The pattern is telling: Current systems excel at easy, well-defined tasks, but falter when confronted with the complex, context-dependent workflows that make up much of recent knowledge work. They can reliably click a selected button or fill out a normal form, but struggle with tasks that require sustained thought or adaptation to unexpected interface changes.
This performance gap explains why early deployments deal with small, high-volume tasks somewhat than general automation. Technology is just not yet ready to interchange human judgment in complex scenarios, however it is increasingly able to handling routine digital tasks.
Operating system agents depend on interconnected systems for perception, planning, memory, and motion execution. The complexity of coordinating these components explains why current systems still struggle with demanding tasks. (Source: arxiv.org)
What happens when AI agents learn to adapt to every user?
Perhaps essentially the most intriguing – and potentially transformative – challenge identified within the survey concerns what researchers call “personalization and self-development.” Unlike today's stateless AI assistants, which treat each interaction as independent, future operating system agents might want to learn from user interactions and adapt to individual preferences over time.
“Developing personalized operating system agents has long been a goal of AI research,” the authors write. “A private assistant is anticipated to repeatedly adapt to individual user preferences and supply enhanced experiences.”
This capability could fundamentally change the way in which we interact with technology. Imagine an AI agent that learns your email writing style, understands your calendar preferences, knows which restaurants you like, and might make increasingly sophisticated decisions in your behalf. The potential productivity gains are enormous, however the privacy implications are also enormous.

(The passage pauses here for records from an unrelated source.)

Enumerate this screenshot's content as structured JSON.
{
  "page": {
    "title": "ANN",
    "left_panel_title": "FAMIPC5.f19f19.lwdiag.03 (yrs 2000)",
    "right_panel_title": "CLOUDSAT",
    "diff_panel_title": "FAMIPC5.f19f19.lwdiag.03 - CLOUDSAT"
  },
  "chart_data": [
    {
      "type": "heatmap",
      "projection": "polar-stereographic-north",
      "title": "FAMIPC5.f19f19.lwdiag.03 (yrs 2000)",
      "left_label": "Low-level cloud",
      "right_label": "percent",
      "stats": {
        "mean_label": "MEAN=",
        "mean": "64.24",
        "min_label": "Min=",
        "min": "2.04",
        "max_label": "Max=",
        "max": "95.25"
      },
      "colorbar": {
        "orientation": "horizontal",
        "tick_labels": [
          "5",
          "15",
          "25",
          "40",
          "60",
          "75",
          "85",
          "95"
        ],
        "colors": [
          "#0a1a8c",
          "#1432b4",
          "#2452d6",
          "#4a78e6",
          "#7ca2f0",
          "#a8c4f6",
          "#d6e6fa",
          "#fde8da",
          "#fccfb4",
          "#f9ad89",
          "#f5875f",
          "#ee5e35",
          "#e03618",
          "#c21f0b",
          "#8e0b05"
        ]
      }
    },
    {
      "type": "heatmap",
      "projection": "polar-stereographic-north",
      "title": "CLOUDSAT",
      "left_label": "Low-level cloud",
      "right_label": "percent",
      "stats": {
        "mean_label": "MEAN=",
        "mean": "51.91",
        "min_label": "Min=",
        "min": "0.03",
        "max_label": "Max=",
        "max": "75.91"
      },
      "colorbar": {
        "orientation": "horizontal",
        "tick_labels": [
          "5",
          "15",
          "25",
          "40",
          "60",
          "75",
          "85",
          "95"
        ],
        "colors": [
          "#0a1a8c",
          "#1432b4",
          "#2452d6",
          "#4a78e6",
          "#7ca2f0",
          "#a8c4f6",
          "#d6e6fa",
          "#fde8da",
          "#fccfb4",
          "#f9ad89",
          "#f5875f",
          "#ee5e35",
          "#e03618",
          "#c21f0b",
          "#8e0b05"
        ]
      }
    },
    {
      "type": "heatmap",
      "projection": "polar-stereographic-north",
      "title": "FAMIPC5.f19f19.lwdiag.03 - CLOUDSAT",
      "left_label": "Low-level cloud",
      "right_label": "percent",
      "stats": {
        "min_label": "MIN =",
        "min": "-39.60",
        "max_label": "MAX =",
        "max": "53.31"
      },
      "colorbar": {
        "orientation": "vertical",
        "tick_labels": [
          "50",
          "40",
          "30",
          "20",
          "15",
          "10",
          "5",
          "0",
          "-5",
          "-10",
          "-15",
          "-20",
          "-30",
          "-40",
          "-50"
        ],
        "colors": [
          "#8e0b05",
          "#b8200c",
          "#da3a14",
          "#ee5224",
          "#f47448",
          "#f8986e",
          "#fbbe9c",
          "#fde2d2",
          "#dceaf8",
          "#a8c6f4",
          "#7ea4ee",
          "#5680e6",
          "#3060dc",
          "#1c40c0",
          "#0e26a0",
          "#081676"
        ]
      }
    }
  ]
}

The technical challenges are significant. The survey points to the necessity for higher multimodal storage systems that may handle not only text but in addition images and speech, which poses “significant challenges” to current technology. How do you construct a system that remembers your preferences without making a comprehensive surveillance record of your digital life?
For technology managers evaluating these systems, this personalization challenge represents each the best opportunity and best risk. The corporations that solve the issue first will gain significant competitive advantage, however the privacy and security implications may very well be severe if handled poorly.
The race to develop AI assistants that may truly function like human users is rapidly heating up. While fundamental challenges around security, reliability and personalization remain unresolved, the trajectory is evident. The researchers maintain an open source repository that tracks developments and acknowledge that “OS agents are still within the early stages of development” with “rapid advances continuing to introduce recent methods and applications.”
The query is just not whether AI agents will change the way in which we interact with computers – it is whether or not we will probably be prepared for the implications in the event that they do. The window of opportunity for the correct security and privacy frameworks is shrinking as technology advances.